Lors de ce premier temps de rencontre, les participants sont amenés à s'interroger sur leurs propres pratiques et cadres de recherche. Il s'agit alors de déplacer les outils et méthodologies, d'inverser et bousculer les habitudes pour entrer dans l'univers d'un autre chercheur et créer en binôme.
Décentrer et recentrer,

#2 La Mémoire

La Mémoire

« Je me demande comment se souviennent les gens qui ne filment pas, qui ne photographient pas, qui ne magnétoscopent pas ; comment faisait l’humanité pour se souvenir ... Je sais, elle écrivait la Bible. La Nouvelle Bible, ce sera l’éternelle bande magnétique d’un Temps qui devra sans cesse se relire pour seulement savoir qu’il a existé »
Chris Marker, Sans Soleil, 1983

Comment se souvenir ? Comment accéder ? Comment oublier ?

La mémoire est un sujet central des sciences cognitives, de l’art et du web ; la question de la sauvegarde et de l’oubli sont au coeur de cette deuxième session.

#3 Le Hasard

Le Hasard

"Et d'un monde anarchique, où les phénomènes se succéderaient au gré de leur caprice, je dirai encore que c'est le règne du hasard, entendant par là que je trouve devant moi des volontés, ou plutôt des décrets, quand c'est du mécanisme que j'attendais. Ainsi s'explique le singulier ballottement de l'esprit quand il tente de définir le hasard." Bergson, Évol. créatr.,1907, p. 235

Hasard, coïncidence, providence

Comment prétendre à la fois que les événements résultent de concours de circonstances imprévisibles, et que l’on puisse pourtant agir en vue d’un résultat déterminable ? Les questions de hasard et de déterminisme sont au cœur de cette troisième session.

#4 L'Outil

L'Outil

ʺSi nous pouvions nous dépouiller de tout orgueil, si, pour définir notre espèce, nous nous en tenions strictement à ce que l'histoire et la préhistoire nous présentent comme la caractéristique constante de l'homme et de l'intelligence, nous ne dirions peut-être pas Homo sapiens, mais Homo faber. En définitive, l'intelligence, envisagée dans ce qui en paraît être la démarche originelle, est la faculté de fabriquer des objets artificiels, en particulier des outils à faire des outils et, d'en varier indéfiniment la fabrication.ʺ Bergson, L'évolution créatrice (1907)

Que sont nos outils? Comment les fabriquer, les détourner, s'en détourner?

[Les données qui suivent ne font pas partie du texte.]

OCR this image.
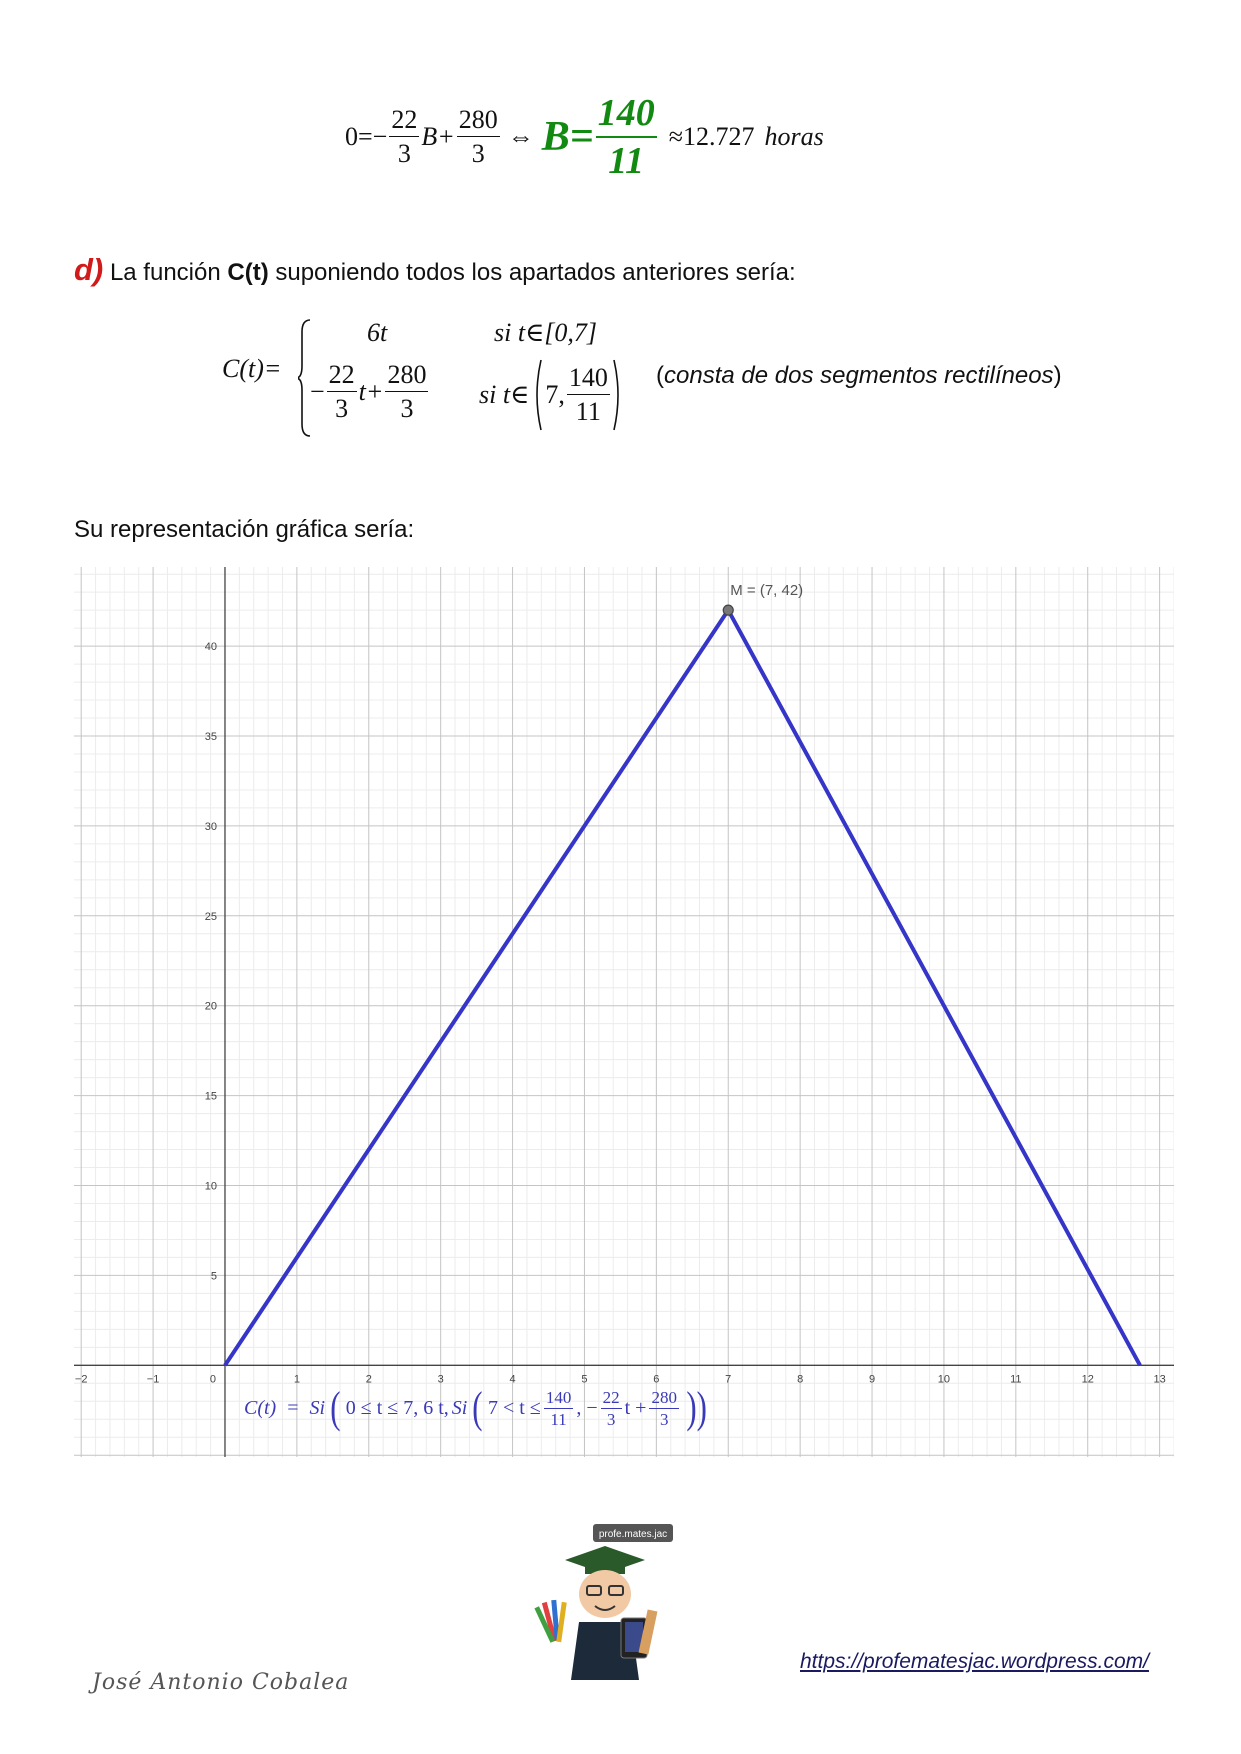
$0=- \frac{22}{3} B+ \frac{280}{3}$ ⇔ $B= \frac{140}{11} \approx 12.727$ horas
d) La función C(t) suponiendo todos los apartados anteriores sería:
C(t)=
6t	si t∈[0,7]
− $\frac{22}{3} t+ \frac{280}{3}$ si t∈ 7, $\frac{140}{11}$ (consta de dos segmentos rectilíneos)
Su representación gráfica sería:
−2	−1	0	1	2	3	4	5	6	7	8	9	10	11	12	13
5
10
15
20
25
30
35
40
M = (7, 42)
C(t) = Si ( 0 ≤ t ≤ 7, 6 t, Si ( $7 < t \le \frac{140}{11}$ , − $\frac{22}{3}$ $t + \frac{280}{3}$ ))
profe.mates.jac
https://profematesjac.wordpress.com/
José Antonio Cobalea
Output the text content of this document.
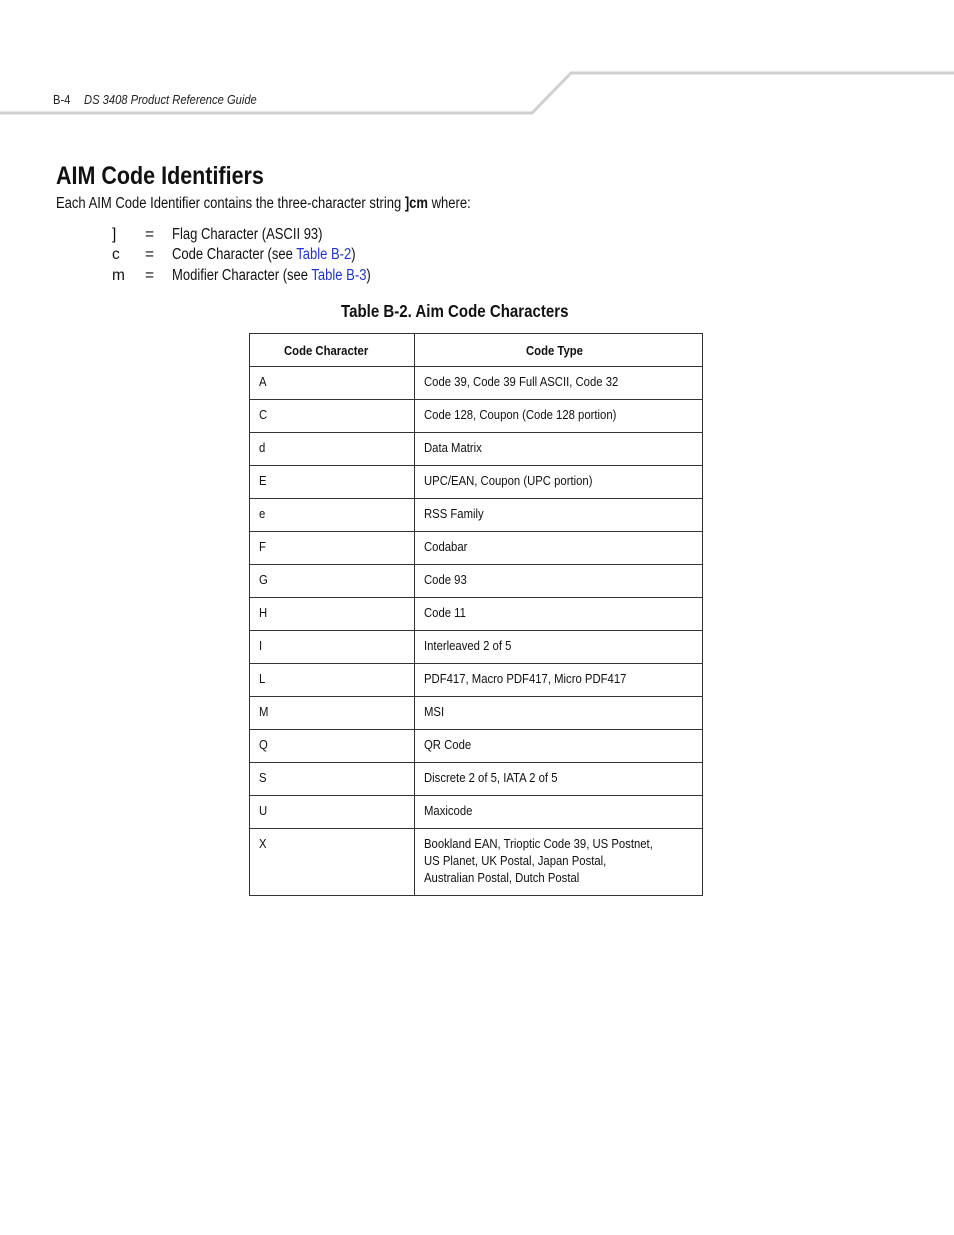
B-4 DS 3408 Product Reference Guide
AIM Code Identifiers
Each AIM Code Identifier contains the three-character string ]cm where:
] = Flag Character (ASCII 93)
c = Code Character (see Table B-2)
m = Modifier Character (see Table B-3)
Table B-2. Aim Code Characters
Code Character	Code Type

A	Code 39, Code 39 Full ASCII, Code 32

C	Code 128, Coupon (Code 128 portion)

d	Data Matrix

E	UPC/EAN, Coupon (UPC portion)

e	RSS Family

F	Codabar

G	Code 93

H	Code 11

I	Interleaved 2 of 5

L	PDF417, Macro PDF417, Micro PDF417

M	MSI

Q	QR Code

S	Discrete 2 of 5, IATA 2 of 5

U	Maxicode

X	Bookland EAN, Trioptic Code 39, US Postnet, US Planet, UK Postal, Japan Postal, Australian Postal, Dutch Postal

C'est peut-être à la frontière de l'outil que la science et l'art se mêlent le plus étroitement. Interroger l'outil revient à interroger notre rapport au monde et aux choses, à ce que l'on utilise et à la façon dont on le fait ; à l'autre extrême il y aurait sans doute la machine, cet outil devenu automate : l'outil, ou les traces de l'homme dans la technique.

#5 La Mimesis

La Mimesis

« La technique parachève ce que la nature est dans l’impossibilité d’élaborer jusqu’au bout. » Aristote, (trad. J. Hardy), éd. Gallimard, coll. Tel, 1996, p. 87

Si l’art imite, que doit-il imiter ?

Le concept de biomimétisme, inventé dans le courant du XXe siècle, revient à chercher des solutions techniques dans l’observation du vivant, plutôt que dans la résolution abstraite d’équations. L’enthousiasme qu’il suscite aujourd’hui, aussi bien par les problèmes qu’il résout que par sa résonance avec les enjeux écologiques actuels, n’est pas exempt de questions : s’inspirer du vivant contient autant la possibilité de l’exploiter que de faire corps avec lui. Autrement dit, le concept même de biomimétisme pose explicitement la question de notre rapport au vivant et de notre distance avec celui-ci. Le monde de l’art est traversé, depuis son origine, par la question de l’imitation, posée aussi bien sur le registre technique que sur le registre moral - depuis Platon, au moins, et la question justement qualifiée de mimesis : si l’art imite, que doit-il imiter ? L’art et la science, ici encore, ont matière à travailler de concert pour définir notre position face au vivant.